EL DUENDE DE LA TORMENTA
Vacilaron entre dejarlo allí abandonado
a su suerte o llevarlo consigo.
Un
noble acto
Decidieron esto último y montándolo a
la grupa de una de sus cabalgaduras, fueron con él hasta el caserío más
cercano.
Allí lo dejaron en manos de una buena
mujer, que vivía con cierta comodidad y tenía dos hijos.
Ella lo tuvo en su casita, lo vistió y
le dio de comer. Luego le preparó un blando lecho y lo trató con cariño. Pero
el chico parecía un animalito del monte, pues no hablaba y miraba con recelo a
su protectora.
Después de unos días, pensó dedicarlo a
las faenas del campo y le dio un costal para que fuera a cosechar papas, pero
el muchacho se puso a dormir y regresó sin las papas y sin el costal.
Al otro día la buena mujer se dijo: «No
sirve para la cosecha, pero en algo tiene que ayudar. Hoy lo mandaré a cuidar
el rebaño». Y así se lo ordenó. Pero esa tarde el muchacho se presentó con dos
ovejas de menos.
Su mayor placer consistía en seguir a
los peones que trabajaban en las minas. Se introducía allí sin que nadie se
ocupara de él. Amaba la oscuridad y en los días de sol se metía en el rincón
más oscuro de la casa.
Lo
que sucedió en una noche tormentosa
Una noche se desató una furiosa
tempestad. Los truenos retumbaban en las montañas vecinas y el viento rugía en
los tejados de las chozas. La mujer y sus hijos se abrazaron llenos de temor.
Entonces sucedió una cosa extraordinaria. El muchachito se animó, sus ojos
brillaron de alegría.
y empezó a cantar con una vocecita
destemplada y chillona, en un idioma desconocido. Luego se puso a bailar
agitando los brazos. Sus movimientos se hacían cada vez más rápidos, hasta que
de improviso abrió la puerta y se lanzó afuera, perdiéndose entre la oscuridad.
La pobre mujer salió a llamarlo, porque
le había tomado cariño, pero el arisco muchacho no regresó nunca más.
Pasó mucho tiempo. Los hijos de la
viuda crecieron y fueron mineros, como había sido su padre. Un día hubo un
desplome en la mina y uno de ellos quedó sepultado junto con otros operarios.
La pobre mujer acudió desconsolada y no quiso moverse en todo el día, esperando
que extrajeran a su hijo.
La
recompensa del duende
Pero llegó la noche y los mineros
abandonaron la tarea. La mina quedó desierta y la pobre mujer permaneció
llorando sentada en una piedra. De pronto empezó a retumbar el trueno y a
iluminar el rayo, el cielo ennegrecido por la tormenta. Una figura humana se
agitó entre la oscuridad. Al pasar cerca de la mujer, esta lo reconoció. Era el
muchachito a quien ella había recogido en su casa, hacía tanto tiempo.
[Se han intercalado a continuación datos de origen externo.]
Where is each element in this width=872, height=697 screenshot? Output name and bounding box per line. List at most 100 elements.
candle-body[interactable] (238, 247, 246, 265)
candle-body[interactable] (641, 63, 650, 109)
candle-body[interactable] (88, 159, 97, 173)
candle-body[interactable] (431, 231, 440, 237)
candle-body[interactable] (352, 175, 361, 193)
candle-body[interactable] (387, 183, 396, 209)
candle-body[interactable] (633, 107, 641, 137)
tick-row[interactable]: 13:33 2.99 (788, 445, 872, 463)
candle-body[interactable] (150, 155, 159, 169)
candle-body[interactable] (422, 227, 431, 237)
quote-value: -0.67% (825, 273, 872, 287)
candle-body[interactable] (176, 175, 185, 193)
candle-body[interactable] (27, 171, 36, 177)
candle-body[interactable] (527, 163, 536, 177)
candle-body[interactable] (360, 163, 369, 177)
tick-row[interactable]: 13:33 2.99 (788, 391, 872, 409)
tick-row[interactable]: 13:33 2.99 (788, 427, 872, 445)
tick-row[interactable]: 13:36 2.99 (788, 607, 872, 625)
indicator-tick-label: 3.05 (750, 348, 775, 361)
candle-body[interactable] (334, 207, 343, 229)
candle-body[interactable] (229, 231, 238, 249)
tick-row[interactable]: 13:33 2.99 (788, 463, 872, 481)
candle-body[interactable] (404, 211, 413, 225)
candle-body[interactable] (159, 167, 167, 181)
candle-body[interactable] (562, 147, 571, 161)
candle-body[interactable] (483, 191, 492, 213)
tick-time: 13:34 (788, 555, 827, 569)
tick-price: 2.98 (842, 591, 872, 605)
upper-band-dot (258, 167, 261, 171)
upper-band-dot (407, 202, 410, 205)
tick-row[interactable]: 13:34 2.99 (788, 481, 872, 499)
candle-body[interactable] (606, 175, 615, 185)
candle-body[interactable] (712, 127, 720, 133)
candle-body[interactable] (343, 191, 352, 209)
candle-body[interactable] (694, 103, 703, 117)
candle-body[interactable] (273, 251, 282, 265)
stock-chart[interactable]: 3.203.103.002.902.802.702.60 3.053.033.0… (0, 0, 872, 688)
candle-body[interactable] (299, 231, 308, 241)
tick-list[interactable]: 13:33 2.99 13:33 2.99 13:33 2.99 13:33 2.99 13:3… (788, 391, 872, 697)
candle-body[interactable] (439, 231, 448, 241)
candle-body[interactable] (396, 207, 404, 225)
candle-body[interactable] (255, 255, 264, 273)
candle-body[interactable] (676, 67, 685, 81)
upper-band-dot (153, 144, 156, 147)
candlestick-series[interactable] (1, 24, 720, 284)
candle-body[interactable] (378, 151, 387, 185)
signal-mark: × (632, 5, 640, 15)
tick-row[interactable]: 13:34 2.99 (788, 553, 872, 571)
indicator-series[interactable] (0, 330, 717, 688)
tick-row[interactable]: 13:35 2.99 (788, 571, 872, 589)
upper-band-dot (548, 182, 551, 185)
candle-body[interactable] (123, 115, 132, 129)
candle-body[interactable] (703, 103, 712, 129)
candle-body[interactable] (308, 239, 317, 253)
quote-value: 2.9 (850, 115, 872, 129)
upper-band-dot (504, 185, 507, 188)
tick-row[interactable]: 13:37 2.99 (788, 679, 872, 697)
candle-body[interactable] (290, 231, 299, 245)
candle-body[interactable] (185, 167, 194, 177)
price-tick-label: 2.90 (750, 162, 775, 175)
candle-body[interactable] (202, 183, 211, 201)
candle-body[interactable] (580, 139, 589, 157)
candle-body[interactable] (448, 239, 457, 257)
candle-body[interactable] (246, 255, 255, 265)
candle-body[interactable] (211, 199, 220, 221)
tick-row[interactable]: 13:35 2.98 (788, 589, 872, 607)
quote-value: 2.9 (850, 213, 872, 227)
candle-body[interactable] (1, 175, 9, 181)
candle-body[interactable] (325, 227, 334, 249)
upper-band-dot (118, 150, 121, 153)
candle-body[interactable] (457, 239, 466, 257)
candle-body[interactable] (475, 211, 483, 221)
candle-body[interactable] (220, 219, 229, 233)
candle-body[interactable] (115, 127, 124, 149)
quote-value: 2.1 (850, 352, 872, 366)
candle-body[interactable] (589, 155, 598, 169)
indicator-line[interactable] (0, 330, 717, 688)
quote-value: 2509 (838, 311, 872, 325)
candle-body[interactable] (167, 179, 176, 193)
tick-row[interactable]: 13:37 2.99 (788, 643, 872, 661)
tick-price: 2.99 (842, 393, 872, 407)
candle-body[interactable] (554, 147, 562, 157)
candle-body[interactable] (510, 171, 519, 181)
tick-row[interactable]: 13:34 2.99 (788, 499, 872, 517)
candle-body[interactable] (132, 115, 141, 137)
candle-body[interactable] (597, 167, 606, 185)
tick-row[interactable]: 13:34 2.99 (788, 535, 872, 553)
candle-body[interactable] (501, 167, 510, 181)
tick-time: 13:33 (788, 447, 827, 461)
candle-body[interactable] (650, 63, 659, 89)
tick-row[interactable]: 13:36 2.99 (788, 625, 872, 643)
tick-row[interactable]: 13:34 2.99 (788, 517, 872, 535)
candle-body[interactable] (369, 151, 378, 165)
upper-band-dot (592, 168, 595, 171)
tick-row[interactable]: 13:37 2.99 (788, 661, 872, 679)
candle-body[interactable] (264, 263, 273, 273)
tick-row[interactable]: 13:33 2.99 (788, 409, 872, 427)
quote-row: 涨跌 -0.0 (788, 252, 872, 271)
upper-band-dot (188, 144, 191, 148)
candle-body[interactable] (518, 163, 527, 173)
Él se detuvo a mirarla y un relámpago
iluminó en ese momento el semblante lloroso de la pobre mujer. Entonces le hizo
una seña para que lo siguiera y se perdió en la oscuridad de la mina.
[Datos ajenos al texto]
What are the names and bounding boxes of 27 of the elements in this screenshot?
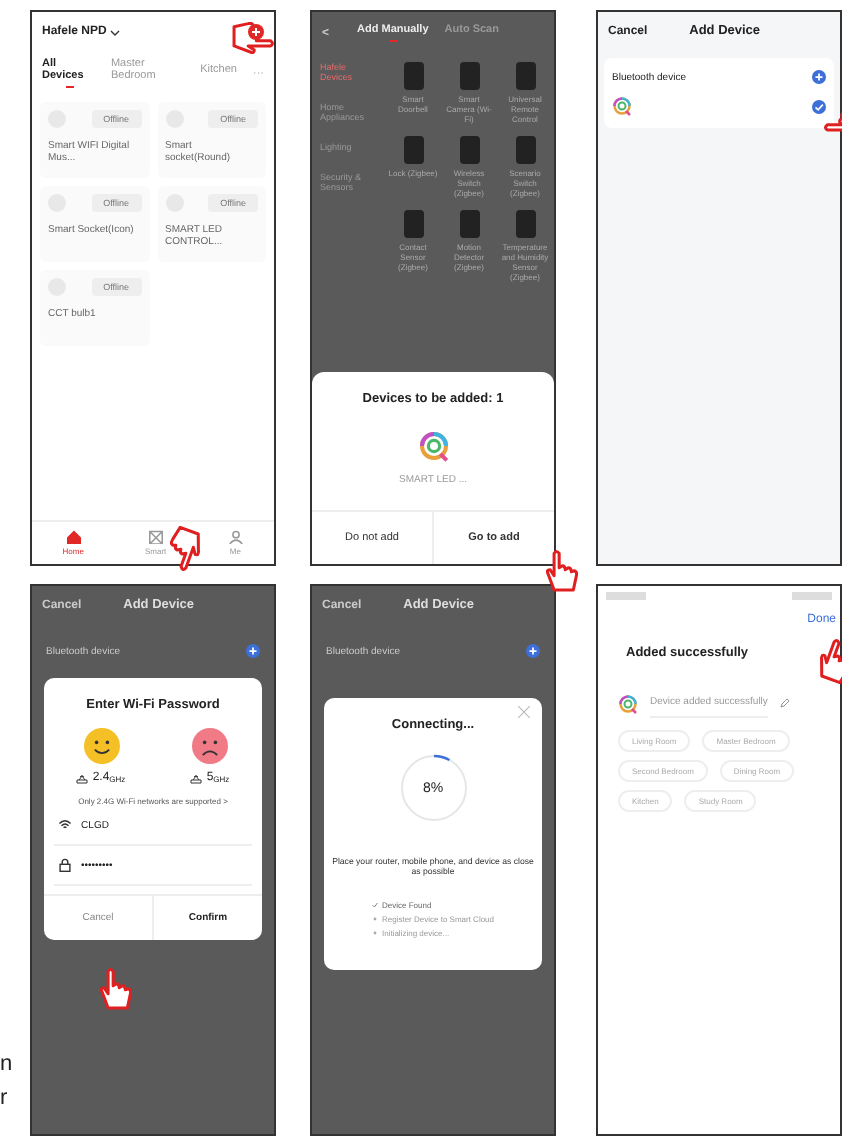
add-circle-icon[interactable]: [812, 70, 826, 84]
product-image: [515, 210, 535, 238]
ring-logo-icon: [417, 430, 449, 462]
signal-icon: [606, 592, 646, 600]
ring-logo-icon: [612, 96, 632, 116]
product-image: [515, 136, 535, 164]
product-image: [403, 62, 423, 90]
product-image: [459, 62, 479, 90]
product-image: [459, 136, 479, 164]
product-image: [515, 62, 535, 90]
product-image: [403, 210, 423, 238]
add-circle-icon[interactable]: [246, 644, 260, 658]
margin-text: n: [0, 1050, 15, 1080]
margin-text: r: [0, 1084, 10, 1114]
router-icon: [190, 773, 203, 783]
wifi-icon: [57, 818, 72, 832]
battery-icon: [792, 592, 832, 600]
pointing-hand-icon: [100, 966, 132, 1010]
add-circle-icon[interactable]: [526, 644, 540, 658]
product-image: [459, 210, 479, 238]
ring-logo-icon: [618, 693, 638, 713]
pencil-icon[interactable]: [779, 698, 790, 708]
check-circle-icon[interactable]: [812, 99, 826, 113]
lock-icon: [57, 858, 72, 872]
chevron-down-icon[interactable]: [110, 29, 121, 35]
product-image: [403, 136, 423, 164]
router-icon: [76, 773, 89, 783]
La mujer anduvo a tientas, durante un
largo rato. El muchacho le indicaba el camino con agudos gritos. Al fin se
detuvo y con sus manos afiladas empezó a arañar la dura roca.
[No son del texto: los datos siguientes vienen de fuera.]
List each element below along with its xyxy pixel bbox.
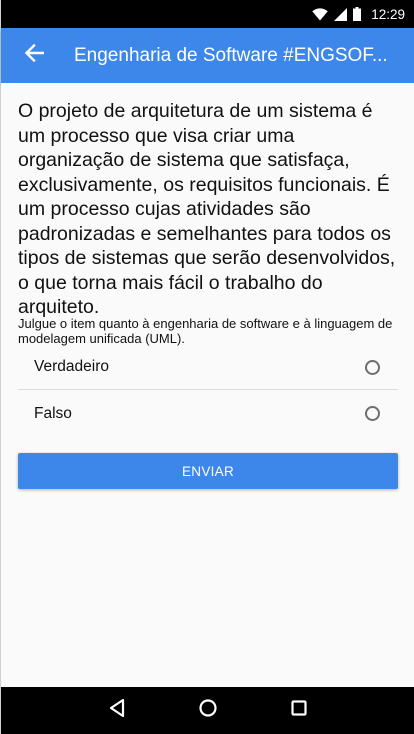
nav-home-button[interactable] [188, 691, 228, 731]
status-time: 12:29 [371, 6, 405, 22]
radio-button-verdadeiro[interactable] [365, 359, 380, 375]
app-bar: Engenharia de Software #ENGSOF... [1, 28, 414, 83]
question-text: O projeto de arquitetura de um sistema é… [18, 100, 396, 318]
home-circle-icon [198, 698, 218, 723]
back-triangle-icon [108, 698, 126, 723]
arrow-left-icon [24, 43, 45, 67]
option-falso[interactable]: Falso [18, 391, 398, 436]
wifi-icon [312, 7, 329, 21]
option-label: Falso [34, 404, 72, 422]
option-verdadeiro[interactable]: Verdadeiro [18, 345, 398, 390]
screen: 12:29 Engenharia de Software #ENGSOF... … [0, 0, 414, 734]
cell-signal-icon [334, 7, 348, 21]
app-title: Engenharia de Software #ENGSOF... [74, 44, 388, 66]
question-content: O projeto de arquitetura de um sistema é… [1, 83, 414, 687]
radio-button-falso[interactable] [365, 406, 380, 421]
nav-back-button[interactable] [97, 691, 137, 731]
option-label: Verdadeiro [34, 358, 109, 375]
submit-button[interactable]: ENVIAR [18, 453, 398, 489]
back-button[interactable] [6, 28, 62, 83]
recents-square-icon [290, 699, 308, 722]
question-instruction: Julgue o item quanto à engenharia de sof… [18, 316, 393, 346]
navigation-bar [1, 687, 414, 734]
status-bar: 12:29 [1, 0, 414, 28]
nav-recents-button[interactable] [279, 691, 319, 731]
battery-icon [353, 7, 362, 21]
Pronto quedó abierto un agujero por
donde pudo penetrar. Un rato después volvía con el cuerpo del minero a cuestas.
Estaba con los ojos cerrados y parecía muerto. Le sopló en la cara y así lo
reanimó. Después se incorporó y pudo andar. El muchacho los guió hasta la
entrada de la mina. Los truenos seguían retumbando, pero ya la pobre mujer no
tenía miedo, había recobrado a su hijo y se sentía demasiado feliz.
Cuando quiso agradecer al extraño
hombrecillo su buena acción, ya este había desaparecido.
A la luz de un relámpago, lo vio
alejarse bailando, siempre bailando entre la tempestad.